For those who are married this won’t be a surprise to you but for those who are dating or in the honeymoon stage it may be come as a shock. But, the truth is your partner will NOT fill your cup.I used to think that once I was married I would be complete and we’d live happily ever after.

I remember seeing other couples bicker and think WE were different, my husband could never hurt my feelings because he was perfect and had the best intentions at all times. Yes, it is true that my husband does love me and does have the best intentions for our marriage. However, we are still human and inevitably offend each other.

I also had this fantasy that we would like to do all of the same things and spend all of our time together (outside of work… secretly I even wanted to work together). My husband is more of a homebody and is most happy staying home watching movies While I get excited thinking about the prospect of finding our next adventure. Now, don’t get me wrong I enjoy just relaxing and watching romcom’s as much as the next gal. But, I’d prefer to be more “productive” with my time and read than watch movies.

At any rate, this became a place of contention in our marriage. My husband grew bitter toward me as he went along with all the activities I wanted to do. I was clueless! I just thought we enjoyed the same things. The elephant in the room needed to be addressed. Ladies, it’s typically easier for us to share our emotions than our husbands so be patient and kind. Men have doubts and fears of being rejected just as much as we do. Needless to say, I was devastated the night my husband shared with me the bitterness that had been building up inside. He shared how he felt that he was losing his own identity by attempting to conform to mine. Of course that wasn’t what I wanted.

We decided to make a list of things that brought us genuine joy and happiness and encourage one another to find time to engage in those activities. I don’t claim to be a marriage therapist or an expert on relationships.

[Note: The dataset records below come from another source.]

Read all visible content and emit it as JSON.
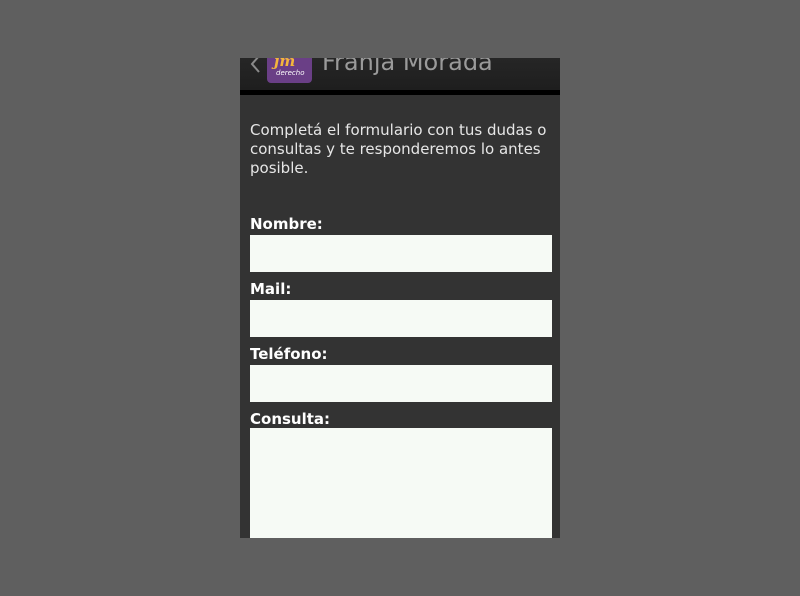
{
  "actionbar": {
    "title": "Franja Morada",
    "logo_mark": "jm",
    "logo_sub": "derecho",
    "back_icon": "chevron-left-icon"
  },
  "intro": {
    "text": "Completá el formulario con tus dudas o consultas y te responderemos lo antes posible."
  },
  "form": {
    "name_label": "Nombre:",
    "name_value": "",
    "mail_label": "Mail:",
    "mail_value": "",
    "phone_label": "Teléfono:",
    "phone_value": "",
    "query_label": "Consulta:",
    "query_value": ""
  },
  "colors": {
    "background": "#5f5f5f",
    "screen": "#333333",
    "actionbar": "#222222",
    "logo_bg": "#6a3f86",
    "logo_accent": "#f4b63c",
    "input_bg": "#f6faf5"
  }
}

But, I’am learning that part of becoming ONE means respecting the unique differences of your spouse and celebrating and embracing those differences that make you, YOU.

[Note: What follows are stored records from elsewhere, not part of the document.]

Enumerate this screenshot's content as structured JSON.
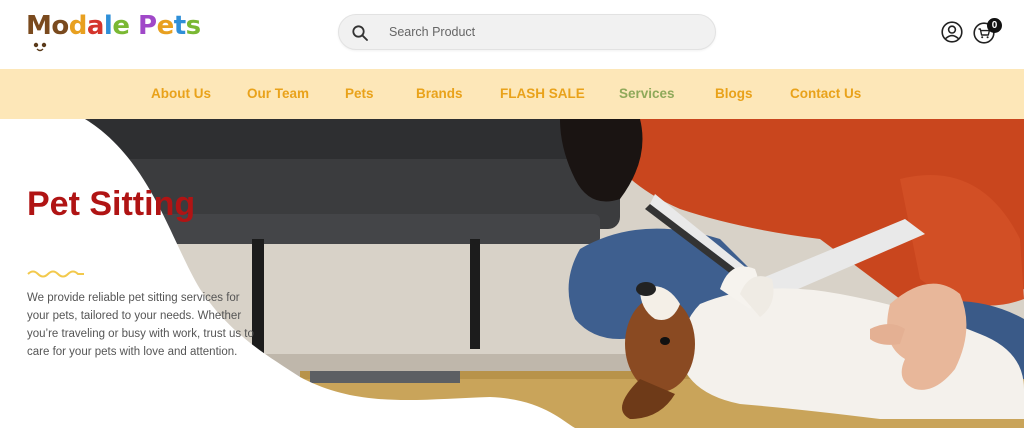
{
  "logo": {
    "text_parts": [
      "Mo",
      "d",
      "a",
      "l",
      "e",
      " P",
      "e",
      "t",
      "s"
    ]
  },
  "search": {
    "placeholder": "Search Product"
  },
  "header": {
    "cart_count": "0"
  },
  "nav": {
    "items": [
      {
        "label": "About Us"
      },
      {
        "label": "Our Team"
      },
      {
        "label": "Pets"
      },
      {
        "label": "Brands"
      },
      {
        "label": "FLASH SALE"
      },
      {
        "label": "Services"
      },
      {
        "label": "Blogs"
      },
      {
        "label": "Contact Us"
      }
    ]
  },
  "hero": {
    "title": "Pet Sitting",
    "description": "We provide reliable pet sitting services for your pets, tailored to your needs. Whether you’re traveling or busy with work, trust us to care for your pets with love and attention."
  },
  "colors": {
    "nav_bg": "#fde7b8",
    "nav_text": "#e9a21a",
    "nav_active": "#8fa95a",
    "hero_title": "#b01414"
  }
}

5. Being friends with your spouse is key to a long-lasting and healthy marriage

While writing this article I asked my husband what one lesson he learned over the last five years of marriage. He said, “being friends matters”. I smiled in response. So simple yet so powerful. Our most important relationships can suffer in the midst of the hectic schedule of life.

Three years ago after graduating from university we moved from Colorado to Anaheim, CA to attend a post grad bible college program. Our entire schedule was planned ahead of time. From preaching the gospel on college campuses to classes on the experience of Christ to practical services like meal prep and bathroom cleaning we were non-stop.

On top of that we lived in a house with 10 other brothers in Christ. Although, we had our own room, it wasn’t exactly private. Thankfully, the program advisers afforded a weekly date night that allowed us to take the night off from the usual schedule to connect with one another. What a salvation! One night to just enjoy each other’s company. Sometimes we’d go get boba or go out to dinner or make dinner at home while everyone was away. What we did was as important as just being together. Fast forward almost four years later and we are still having weekly date nights.

In the past five years, my husband and I have moved 9 times, lived in 8 different cities, and 3 states. I remember a time when we just finished the bible program and neither of us had a job and we were living at my parents trying to figure out the next best move. Throughout all the moves regardless of the situation we’ve learned to lean on each other and support one another. We’ve learned to be friends.